We know that asthma often goes hand in hand with other atopic conditions such as eczema and hayfever but it appears it may be holding hands with a few other diseases too. German researchers have taken a sneaky peek at the Swedish Hospital Discharge Register for the years 1964–2007 on 148,295 hospitalized asthma patients. They found that the rate of hospitalisation for an autoimmune disease was higher amongst the Asthmatic population than the general population, the most common being Polyarteritis Nodosa and Addisons disease. There is a healthy amount of speculation about Lymphocytes, cytokines and HLA systems, but that makes my brain hurt and its Friday so I wouldn’t dare to comment……
A recent paper in Chest has suggested that the staple treatment for COPD may not be the knees of the bees after all. Inhaled corticosteroids (ICS) have been the cornerstone of COPD management for some time, with the aim of reducing inflammation and (hopefully) cutting exacerbation rate. The TORCH study successfully did away with thoughts of ICS improving survival (ahh, the agony of p=0.052) but at least we have the principle of symptom control to cling to don’t we? Well, don’t we?
The clever bods from Chandigarh, India have taken 11 large prospective, double-blind, randomized, placebo-controlled trials and passed it through their Metaregression-ometer and come up with the conclusion that “The benefits of ICS in preventing COPD exacerbations seems to be overstated”. The collected statistics from the 8,164 patients pooled from seminal papers including ISOLDE, TRISTAN and TORCH showed that “we did observe a modest benefit of ICS in preventing COPD exacerbations in patients with FEV 1 < 50%. However, this finding was not further substantiated on a metaregression analysis wherein we did not observe a significant effect of baseline values of FEV 1 (percentage predicted) on the benefits from ICS compared with placebo. Thus, ICS is likely to have only modest benefits in preventing COPD exacerbations, if at all, and should be judiciously used in patients with COPD keeping in mind the risk-benefit ratio.”

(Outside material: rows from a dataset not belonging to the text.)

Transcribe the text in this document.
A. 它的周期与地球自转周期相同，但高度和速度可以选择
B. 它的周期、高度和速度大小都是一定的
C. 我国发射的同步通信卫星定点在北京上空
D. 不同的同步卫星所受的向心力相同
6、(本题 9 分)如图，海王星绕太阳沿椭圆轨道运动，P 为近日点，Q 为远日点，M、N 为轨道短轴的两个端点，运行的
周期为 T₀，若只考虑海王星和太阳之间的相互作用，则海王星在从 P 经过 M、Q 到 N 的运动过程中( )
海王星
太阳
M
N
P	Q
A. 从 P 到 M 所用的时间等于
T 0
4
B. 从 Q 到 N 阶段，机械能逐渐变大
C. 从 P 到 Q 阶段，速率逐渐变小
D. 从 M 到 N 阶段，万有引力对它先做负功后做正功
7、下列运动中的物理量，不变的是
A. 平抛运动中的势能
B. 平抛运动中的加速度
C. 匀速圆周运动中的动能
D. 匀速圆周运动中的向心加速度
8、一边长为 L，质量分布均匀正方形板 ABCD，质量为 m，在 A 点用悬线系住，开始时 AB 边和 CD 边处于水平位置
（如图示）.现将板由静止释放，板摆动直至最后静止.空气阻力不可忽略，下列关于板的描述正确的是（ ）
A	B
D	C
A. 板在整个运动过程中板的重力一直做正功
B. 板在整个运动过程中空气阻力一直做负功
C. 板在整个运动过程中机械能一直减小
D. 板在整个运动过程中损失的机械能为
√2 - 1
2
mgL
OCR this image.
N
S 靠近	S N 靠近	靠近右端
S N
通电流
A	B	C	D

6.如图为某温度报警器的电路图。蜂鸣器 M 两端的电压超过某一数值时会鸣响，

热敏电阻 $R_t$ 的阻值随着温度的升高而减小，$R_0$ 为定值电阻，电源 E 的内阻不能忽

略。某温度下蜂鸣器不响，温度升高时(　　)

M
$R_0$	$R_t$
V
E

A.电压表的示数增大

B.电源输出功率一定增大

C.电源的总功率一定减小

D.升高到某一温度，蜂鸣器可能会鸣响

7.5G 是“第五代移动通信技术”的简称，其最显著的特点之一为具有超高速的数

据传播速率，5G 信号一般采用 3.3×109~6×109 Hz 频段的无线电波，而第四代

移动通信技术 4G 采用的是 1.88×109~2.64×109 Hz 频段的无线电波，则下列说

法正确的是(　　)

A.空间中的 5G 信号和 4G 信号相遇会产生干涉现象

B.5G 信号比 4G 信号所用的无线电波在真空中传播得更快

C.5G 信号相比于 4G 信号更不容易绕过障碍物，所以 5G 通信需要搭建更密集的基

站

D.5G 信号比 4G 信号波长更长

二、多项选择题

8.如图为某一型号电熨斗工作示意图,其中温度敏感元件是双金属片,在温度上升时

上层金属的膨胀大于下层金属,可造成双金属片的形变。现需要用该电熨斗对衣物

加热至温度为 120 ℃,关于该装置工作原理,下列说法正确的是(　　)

I’ll admit my utter ignorance of the nuances of metaregression analysis and its potential flaws when used like this, but I would hope that the use of words such as “likely” and “modest” would hint that the analysis has scope to be challenged by people with more statistical savvy than my good self. Mind you, it doesn’t really matter does it, what with the veritable panacea of COPD drugs at our disposal…………(right, anyone got shares in Roflumilast?).